Home care, through a visiting nurse or adult day care, is often better for an elderly couple than sending one spouse to a nursing home, Allen said, although home care usually takes money. And in many of the murder/suicide cases she studied, “it seemed liked the money had run dry,” Allen said.

Even when the money was there, the stress on those who care for chronically ill patients could be extraordinary, mental health workers said. It was so punishing, particularly with a confused and combative Alzheimer’s patient, that even the most loving caretaker could become exhausted and consider violence, they said.

The incident is a long way from murder, but Dashiell remembers a day when she found her elderly mother, an Alzheimer’s victim, in bed with diarrhea.

The house reeked, Dashiell said, as grimly she led her helpless mother into the bathroom and began to bathe her. “I can remember I had her in the bathtub and I screamed at her, ‘God, how can I do this!’ ” Dashiell said.

But immediately after she screamed, Dashiell said she felt guilty.

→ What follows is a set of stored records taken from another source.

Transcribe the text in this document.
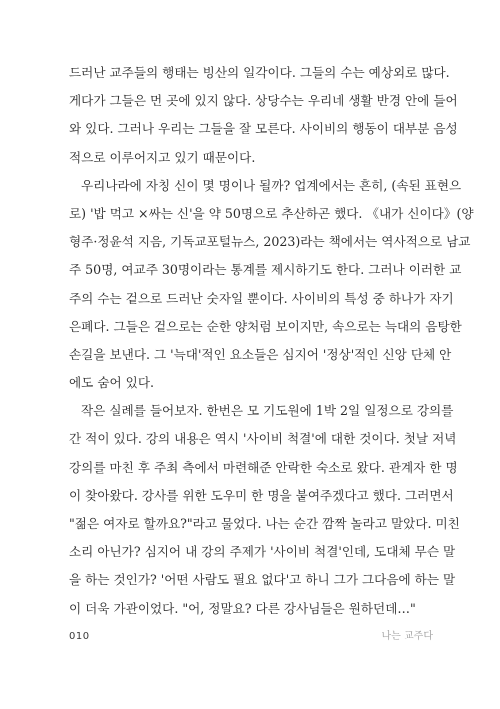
드러난 교주들의 행태는 빙산의 일각이다. 그들의 수는 예상외로 많다.
게다가 그들은 먼 곳에 있지 않다. 상당수는 우리네 생활 반경 안에 들어
와 있다. 그러나 우리는 그들을 잘 모른다. 사이비의 행동이 대부분 음성
적으로 이루어지고 있기 때문이다.
우리나라에 자칭 신이 몇 명이나 될까? 업계에서는 흔히, (속된 표현으
로) '밥 먹고 ×싸는 신'을 약 50명으로 추산하곤 했다. 《내가 신이다》(양
형주·정윤석 지음, 기독교포털뉴스, 2023)라는 책에서는 역사적으로 남교
주 50명, 여교주 30명이라는 통계를 제시하기도 한다. 그러나 이러한 교
주의 수는 겉으로 드러난 숫자일 뿐이다. 사이비의 특성 중 하나가 자기
은폐다. 그들은 겉으로는 순한 양처럼 보이지만, 속으로는 늑대의 음탕한
손길을 보낸다. 그 '늑대'적인 요소들은 심지어 '정상'적인 신앙 단체 안
에도 숨어 있다.
작은 실례를 들어보자. 한번은 모 기도원에 1박 2일 일정으로 강의를
간 적이 있다. 강의 내용은 역시 '사이비 척결'에 대한 것이다. 첫날 저녁
강의를 마친 후 주최 측에서 마련해준 안락한 숙소로 왔다. 관계자 한 명
이 찾아왔다. 강사를 위한 도우미 한 명을 붙여주겠다고 했다. 그러면서
"젊은 여자로 할까요?"라고 물었다. 나는 순간 깜짝 놀라고 말았다. 미친
소리 아닌가? 심지어 내 강의 주제가 '사이비 척결'인데, 도대체 무슨 말
을 하는 것인가? '어떤 사람도 필요 없다'고 하니 그가 그다음에 하는 말
이 더욱 가관이었다. "어, 정말요? 다른 강사님들은 원하던데…"
010	나는 교주다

Her mother was so out of touch, so helpless. “There was this little pussycat singing to herself, totally oblivious,” Dashiell said.

Though murder/suicide is one response to the stress of chronic illness, it is not the usual response, social workers said.

‘If you look at a population 65 or older, most people have four or more chronic illnesses--arthritis, heart problems, hypertension, diabetes. But that doesn’t mean they aren’t doing fine,” said social worker Julie Box of the Alzheimer’s Disease Research Center in Los Angeles.

“There are lots of families under stress, lots of couples caring for someone impaired by chronic illness,” Box said, but only a small percentage of them resort to murder/suicide.